It's Jan. 3 in Iowa and you decide, what the heck, I'm going to a precinct caucus.

Not affiliated with a political party? Not registered? Not even old enough to vote?

No problem. Come and help choose the nation's next president.

In yet another quirk of Iowa's caucus system, all citizens can participate as long as they sign a voter registration card, attesting to residency in the precinct and show that they'll be 18 in time for the general election.

"It has not been a problem," said state Democratic Party spokeswoman Carrie Giddins.

Some people do have a problem with the ease of registering for New Hampshire's leadoff primary, which follows Iowa's caucuses by five days.

New Hampshire allows same-day registration at the polls, has no minimum residency period and defines a voter's home as the place where he or she sleeps most nights or intends to return after a temporary absence. The state, not the parties, runs the primary, and changes to residency laws have been hotly contested.

This year, New Hampshire Democrats pushed through a change that some Republicans contend would enable campaigns to bus in people who could cast a ballot and then vote again in their real home states.

"You can vote in New Hampshire without being a resident," said Republican state Sen. Bob Clegg. "You can vote in the primary because you someday may want to live here."

Democratic state Sen. Peter Burling calls such arguments "part of the campaign of fear to restrict people's right to vote."

David Scanlan, New Hampshire's deputy secretary of state, acknowledged the law is ambiguous about prohibiting people from voting in more than one state. But he insisted there are no widespread problems.

"Everybody has the right to vote somewhere," he said. "The question is where that place is."

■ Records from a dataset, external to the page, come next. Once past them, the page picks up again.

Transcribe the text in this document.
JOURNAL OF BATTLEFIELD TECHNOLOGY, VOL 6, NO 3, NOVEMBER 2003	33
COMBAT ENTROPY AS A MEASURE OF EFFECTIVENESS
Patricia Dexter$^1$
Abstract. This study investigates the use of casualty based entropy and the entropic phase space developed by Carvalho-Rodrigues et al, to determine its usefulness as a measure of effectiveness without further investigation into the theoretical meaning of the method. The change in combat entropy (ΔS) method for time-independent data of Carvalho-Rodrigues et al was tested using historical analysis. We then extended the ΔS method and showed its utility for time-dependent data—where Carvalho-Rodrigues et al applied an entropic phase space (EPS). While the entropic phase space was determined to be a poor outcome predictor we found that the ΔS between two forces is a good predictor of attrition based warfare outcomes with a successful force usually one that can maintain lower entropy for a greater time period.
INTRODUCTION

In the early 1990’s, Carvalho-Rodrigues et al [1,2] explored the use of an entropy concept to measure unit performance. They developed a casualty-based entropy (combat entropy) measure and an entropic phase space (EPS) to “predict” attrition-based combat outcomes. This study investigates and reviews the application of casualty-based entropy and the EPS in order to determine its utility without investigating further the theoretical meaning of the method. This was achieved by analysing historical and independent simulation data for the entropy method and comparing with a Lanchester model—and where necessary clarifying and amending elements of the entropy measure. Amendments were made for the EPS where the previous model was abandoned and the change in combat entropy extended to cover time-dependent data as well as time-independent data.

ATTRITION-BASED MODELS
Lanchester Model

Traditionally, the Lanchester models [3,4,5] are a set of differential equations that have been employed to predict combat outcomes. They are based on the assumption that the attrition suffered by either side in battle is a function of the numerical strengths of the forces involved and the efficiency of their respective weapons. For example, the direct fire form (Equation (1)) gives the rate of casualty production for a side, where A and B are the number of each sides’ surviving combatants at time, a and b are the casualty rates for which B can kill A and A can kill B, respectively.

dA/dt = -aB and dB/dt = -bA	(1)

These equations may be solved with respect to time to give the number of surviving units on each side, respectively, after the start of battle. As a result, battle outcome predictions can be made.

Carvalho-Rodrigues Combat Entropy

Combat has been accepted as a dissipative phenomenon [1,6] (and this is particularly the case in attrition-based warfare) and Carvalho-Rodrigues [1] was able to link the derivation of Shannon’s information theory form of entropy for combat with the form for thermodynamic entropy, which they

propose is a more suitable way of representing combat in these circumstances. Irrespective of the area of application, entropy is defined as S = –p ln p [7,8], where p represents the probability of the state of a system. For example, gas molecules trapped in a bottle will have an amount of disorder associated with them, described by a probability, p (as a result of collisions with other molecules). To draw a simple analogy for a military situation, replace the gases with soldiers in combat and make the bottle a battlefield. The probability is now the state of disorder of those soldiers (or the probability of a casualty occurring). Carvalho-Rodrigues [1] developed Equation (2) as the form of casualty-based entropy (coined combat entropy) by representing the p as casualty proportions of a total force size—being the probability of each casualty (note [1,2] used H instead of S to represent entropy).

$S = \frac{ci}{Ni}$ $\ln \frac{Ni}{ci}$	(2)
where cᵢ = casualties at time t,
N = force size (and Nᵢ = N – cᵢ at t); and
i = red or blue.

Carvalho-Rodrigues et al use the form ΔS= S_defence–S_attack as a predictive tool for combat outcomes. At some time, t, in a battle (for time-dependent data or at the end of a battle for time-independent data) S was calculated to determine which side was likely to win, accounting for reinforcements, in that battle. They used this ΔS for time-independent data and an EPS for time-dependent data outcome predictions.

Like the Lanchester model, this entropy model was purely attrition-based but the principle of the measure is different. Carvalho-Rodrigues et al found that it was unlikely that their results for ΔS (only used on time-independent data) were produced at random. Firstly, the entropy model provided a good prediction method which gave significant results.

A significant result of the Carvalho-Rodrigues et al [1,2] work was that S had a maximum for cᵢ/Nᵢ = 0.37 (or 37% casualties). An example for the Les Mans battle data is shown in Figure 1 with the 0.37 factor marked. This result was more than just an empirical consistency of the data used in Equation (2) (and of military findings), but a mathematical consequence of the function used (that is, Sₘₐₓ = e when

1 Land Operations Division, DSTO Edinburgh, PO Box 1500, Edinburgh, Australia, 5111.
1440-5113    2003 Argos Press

In Iowa, requirements for taking part in the caucuses are becoming a focus for candidates now that the contest is a little more than a month away. The voter registration rule — or lack of one — is among a handful of unusual policies that make the caucuses puzzling even to many Iowans.

Campaigns have been trying to explain away the mystery in an effort to attract potential supporters.

Democrat Hillary Rodham Clinton has produced a video starring her husband, former President Clinton, to explain the caucuses process, and campaign officials hope up to 50,000 activists eventually see it. Rival Barack Obama has launched a "caucus pros" program, in which seniors and other longtime participants help newcomers know what to expect.

Republican Rudy Giuliani's campaign has held training sessions around the state, led by prominent folks like former pro football quarterback Fran Tarkenton, who played for the Vikings just up the road in Minneapolis.

The caucuses, run by the parties and not state election officials, have long allowed voters to show up and register or switch party registration. If they're found to have lied they can be fined up to $7,500, but problems rarely arise.

Giddins said the only incident in recent memory came in 2000, when an out-of-state reporter tried to register as a precinct resident. He was charged and paid a fine, she said.

If gaining access to your precinct caucus in Iowa is a low-key affair, actually participating can be far more volatile.

Unlike what most Americans are accustomed to, there's no voting booth — and nothing private about the 1,784 precinct caucuses held in church basements, fire stations and libraries.

"Discussions can happen, old wounds can flare again from activists and it can get intense," said veteran Democratic operative Matt Paul. "One mistake that people make is underestimating the value of neighbors looking at their neighbors and wondering what they are going to do. You have to publicly stand, physically stand in support of your candidate."

Although both parties welcome nearly anyone willing to venture out during a cold Midwestern night, they take vastly different approaches.

On the Republican side, activists at each meeting elect a leader, then backers of each candidate deliver speeches on their behalf. Those gathered then publicly vote, often by raising their hands but sometimes by marking a ballot.

After the results are phoned in to a central reporting system, activists turn to party business such as beginning to write a party platform, electing precinct officers and picking delegates to county conventions in March.

"Ours is fairly simple compared to the Democrats," said Chuck Laudner, executive director of the Republican Party of Iowa.

When Democrats gather, they elect folks to run the meeting and then turn to the issue of "viability." In essence, a candidates must have the backing of 15 percent of the people who show up at each caucus to be eligible to win any delegates and move to the next step. Once that number is determined, the activists break into preference groups for the candidates they favor.

That's when it gets interesting.

"A couple of things can happen," Giddins said.

Backers of candidates who don't reach the 15 percent threshold, can join with other groups to reach that magic percentage. They can also agree to join forces with a group that is viable. Such decisions come after negotiations over issues such as who will be elected as a delegate, or who will back a proposed platform plank later in the evening.

Caucus-goers then gather in candidate groups, and those numbers are counted and run through a formula that results in the number of delegates reported to a central tabulation area.

Although most Iowans can participate in the caucuses, few do.

There are 600,572 registered Democrats and 574,571 registered Republicans in the state, with an additional 737,054 registered without declaring a party allegiance. Most estimates are that somewhere north of 100,000 will show up in each party. In 2004, 124,000 Democrats took part, and about 90,000 Republicans caucused in 2000 for the last contested GOP event.